= Francisco Marcelino =

Mozambican politician and rebel leader (died 2006)

 Francisco Xavier Marcelino (died 11 June 2006), nom de guerre José de Castro, was a Mozambican politician and former rebel leader who served as the director of external relations for the anti-communist RENAMO political movement, and later as a member of Mozambique's Assembly of the Republic (parliament).

Originally Marcelino was a clerk in the Zambezia Provincial Tribunal, but he was captured by RENAMO forces, took the name José de Castro, and eventually worked his way up in the hierarchy. In 1992 he became RENAMO's Director of External Affairs.

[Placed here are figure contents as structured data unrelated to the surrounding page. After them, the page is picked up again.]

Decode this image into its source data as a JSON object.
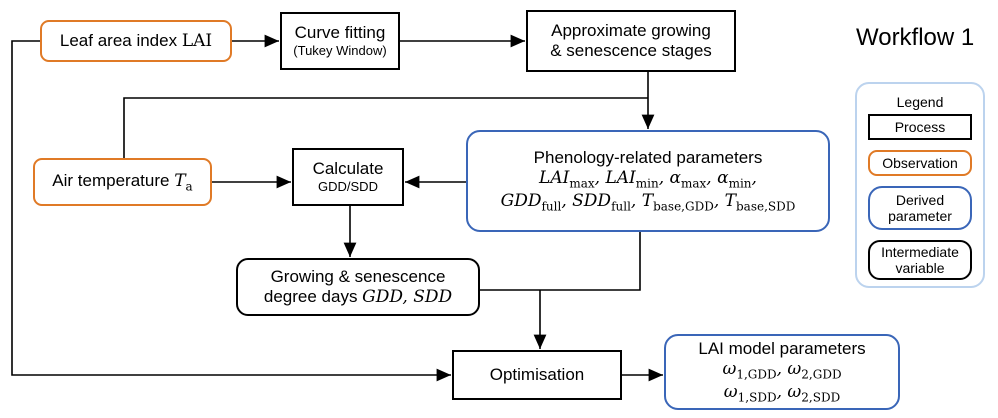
{
  "title": "Workflow 1",
  "legend": {
    "title": "Legend",
    "items": [
      "Process",
      "Observation",
      "Derived parameter",
      "Intermediate variable"
    ]
  },
  "nodes": [
    {
      "lines": [
        [
          "Leaf area index ",
          {
            "m": "LAI",
            "roman": true
          }
        ]
      ]
    },
    {
      "lines": [
        [
          "Curve fitting"
        ],
        [
          "(Tukey Window)"
        ]
      ]
    },
    {
      "lines": [
        [
          "Approximate growing"
        ],
        [
          "& senescence stages"
        ]
      ]
    },
    {
      "lines": [
        [
          "Phenology-related parameters"
        ],
        [
          {
            "m": "LAI",
            "sub": "max"
          },
          {
            "m": ", "
          },
          {
            "m": "LAI",
            "sub": "min"
          },
          {
            "m": ", "
          },
          {
            "m": "α",
            "sub": "max"
          },
          {
            "m": ", "
          },
          {
            "m": "α",
            "sub": "min"
          },
          {
            "m": ","
          }
        ],
        [
          {
            "m": "GDD",
            "sub": "full"
          },
          {
            "m": ", "
          },
          {
            "m": "SDD",
            "sub": "full"
          },
          {
            "m": ", "
          },
          {
            "m": "T",
            "sub": "base,GDD"
          },
          {
            "m": ", "
          },
          {
            "m": "T",
            "sub": "base,SDD"
          }
        ]
      ]
    },
    {
      "lines": [
        [
          "Air temperature ",
          {
            "m": "T",
            "sub": "a"
          }
        ]
      ]
    },
    {
      "lines": [
        [
          "Calculate"
        ],
        [
          "GDD/SDD"
        ]
      ]
    },
    {
      "lines": [
        [
          "Growing & senescence"
        ],
        [
          "degree days ",
          {
            "m": "GDD"
          },
          {
            "m": ", "
          },
          {
            "m": "SDD"
          }
        ]
      ]
    },
    {
      "lines": [
        [
          "Optimisation"
        ]
      ]
    },
    {
      "lines": [
        [
          "LAI model parameters"
        ],
        [
          {
            "m": "ω",
            "sub": "1,GDD"
          },
          {
            "m": ", "
          },
          {
            "m": "ω",
            "sub": "2,GDD"
          }
        ],
        [
          {
            "m": "ω",
            "sub": "1,SDD"
          },
          {
            "m": ", "
          },
          {
            "m": "ω",
            "sub": "2,SDD"
          }
        ]
      ]
    }
  ]
}
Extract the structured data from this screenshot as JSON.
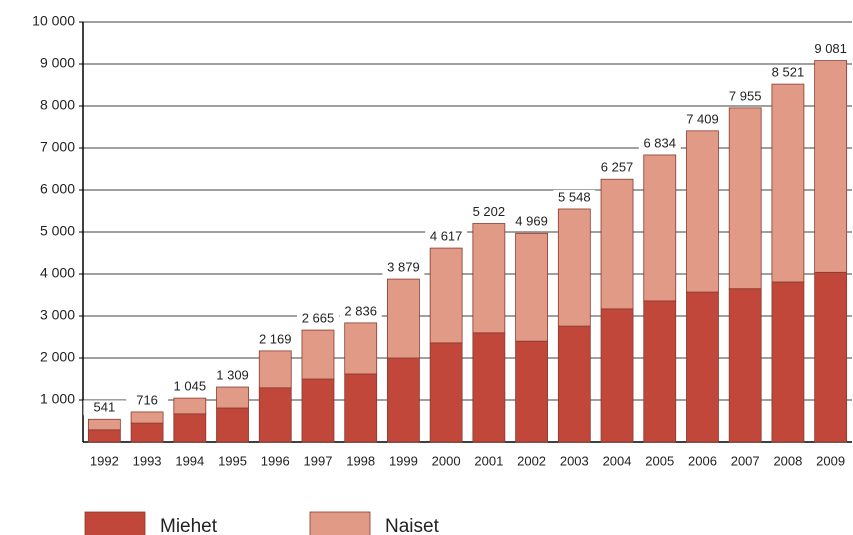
{
  "chart_data": {
    "type": "stacked_bar",
    "categories": [
      "1992",
      "1993",
      "1994",
      "1995",
      "1996",
      "1997",
      "1998",
      "1999",
      "2000",
      "2001",
      "2002",
      "2003",
      "2004",
      "2005",
      "2006",
      "2007",
      "2008",
      "2009"
    ],
    "series": [
      {
        "name": "Miehet",
        "color": "#c0473a",
        "values": [
          290,
          450,
          670,
          810,
          1290,
          1500,
          1620,
          2000,
          2360,
          2600,
          2400,
          2760,
          3170,
          3360,
          3570,
          3650,
          3810,
          4040
        ]
      },
      {
        "name": "Naiset",
        "color": "#e09a85",
        "values": [
          251,
          266,
          375,
          499,
          879,
          1165,
          1216,
          1879,
          2257,
          2602,
          2569,
          2788,
          3087,
          3474,
          3839,
          4305,
          4711,
          5041
        ]
      }
    ],
    "totals": [
      541,
      716,
      1045,
      1309,
      2169,
      2665,
      2836,
      3879,
      4617,
      5202,
      4969,
      5548,
      6257,
      6834,
      7409,
      7955,
      8521,
      9081
    ],
    "total_labels": [
      "541",
      "716",
      "1 045",
      "1 309",
      "2 169",
      "2 665",
      "2 836",
      "3 879",
      "4 617",
      "5 202",
      "4 969",
      "5 548",
      "6 257",
      "6 834",
      "7 409",
      "7 955",
      "8 521",
      "9 081"
    ],
    "ylim": [
      0,
      10000
    ],
    "yticks": [
      {
        "value": 1000,
        "label": "1 000"
      },
      {
        "value": 2000,
        "label": "2 000"
      },
      {
        "value": 3000,
        "label": "3 000"
      },
      {
        "value": 4000,
        "label": "4 000"
      },
      {
        "value": 5000,
        "label": "5 000"
      },
      {
        "value": 6000,
        "label": "6 000"
      },
      {
        "value": 7000,
        "label": "7 000"
      },
      {
        "value": 8000,
        "label": "8 000"
      },
      {
        "value": 9000,
        "label": "9 000"
      },
      {
        "value": 10000,
        "label": "10 000"
      }
    ],
    "grid": true,
    "legend": "bottom"
  }
}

Following the Rome General Peace Accords (Acordo Geral de Paz or AGP), Dhlakama appointed de Casto as RENAMO's delegate at the Multi-Party Conference of 1993, which was charged with drawing up a new election law. His rejection of the FRELIMO proposed election law drew support from unaligned delegates, but stymied the conference which was adjourned sine die. Mozambique's new National Elections Commission (CNE) was only created after direct discussions between Dhlakama and Chissano. De Casto was rewarded for his steadfastness by being appointed RENAMO's head delegate in the CNE, a position he held from 1994 until 2004. De Casto only resigned in 2004 in order to run for parliament as a RENAMO candidate that year.

De Castro was General Secretary of RENAMO from 1995 to January 1998, when he was removed because Dhlakama said he wanted the party to be "more flexible". In November 2001, de Castro was elected into the party's Political Commission.

In the 2004 elections de Castro, as Francisco Marcelino, won a seat in the Assembly of the Republic from Nampula Province. He died in June 2006 before completing his five-year term.